October 5, 2017 ‘Beyond the Rainbow Bridge: Vernacular Ontologies and Animal Afterlives’



Anthropology Colloquium is the department’s speaker series that invites a mixture of anthropologists from within and outside of UBC to present their research. This speaker series is scheduled throughout the academic year, typically with a lunch reception in the AnSo Lounge.

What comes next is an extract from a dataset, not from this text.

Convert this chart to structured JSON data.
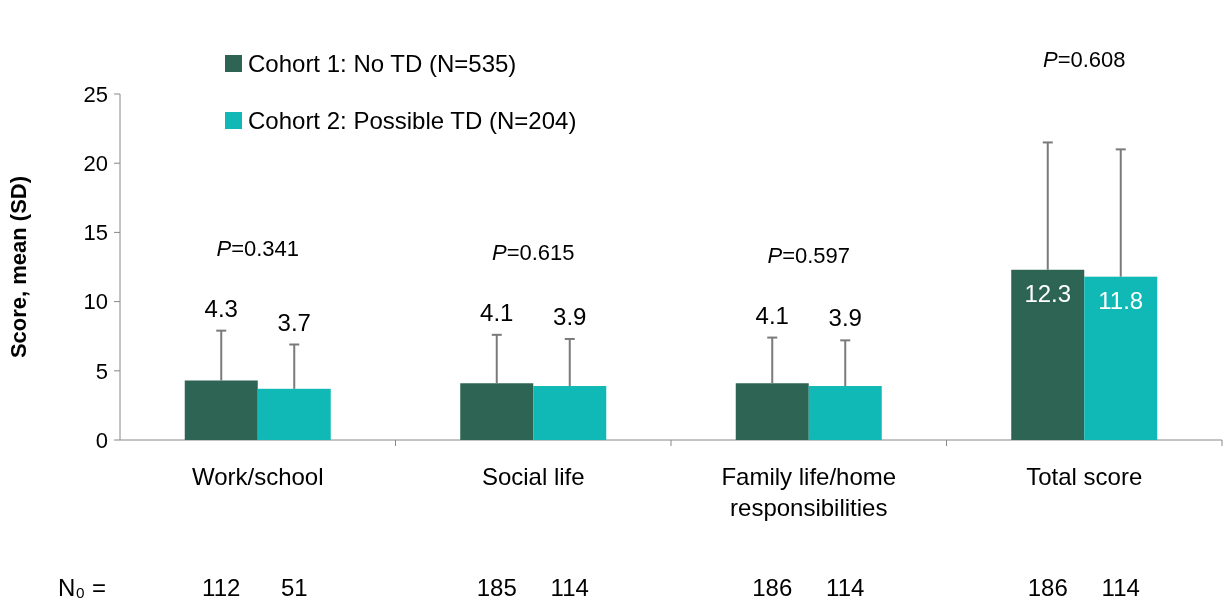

Beyond the Rainbow Bridge: Vernacular Ontologies and Animal Afterlives

Thursday October 5, 2017

ANSO 134

11:30 – 1:30 pm

Event Poster: PDF

Sabina Magliocco

 Abstract:

To what extent do modern Westerners imagine animals as spiritual beings? How do they view animals’ interiority compared with their own? In this paper, I explore vernacular ontologies about animals that exist alongside dominant Western notions. In these narratives, animals are portrayed as having interiority similar to that of humans, living on after death in spiritual form, and interacting with humans as messengers from spiritual realms. My findings, based on a large mixed-methods study and ethnographic data, demonstrate that across religious traditions, people create vernacular ontologies that contradict official religious and scientific teachings, but are at least partly based on interpretations of empirical experiences. I hypothesize that as personhood is increasingly extended to companion animals, people are more likely to imagine afterlives for all animals that parallel their beliefs about human afterlives. Moreover, people are more likely to deviate from scientific and religious tenets when they have personal experiences of a spiritual nature involving animals.

About the speaker:

Sabina Magliocco, Ph.D. grew up in Italy and the United States. She received an AB from Brown University in 1980 and a Ph.D. from Indiana University – Bloomington in 1988. She has taught at California State University, where she served two terms as department chair, as well as the University of California – Berkeley, the University of California – Santa Barbara, UCLA, and the University of Wisconsin – Madison. A recipient of Guggenheim, National Endowment for the Humanities, Fulbright and Hewlett fellowships, and an honorary Fellow of the American Folklore Society, she has published on religion, folklore, foodways, festival and witchcraft in Europe and the United States, and is a leading authority on the modern Pagan movement. Her current research is on nature and animals in the spiritual imagination. Prof. Magliocco has appeared as an occasional guest on a number of popular television series about modern legends and beliefs.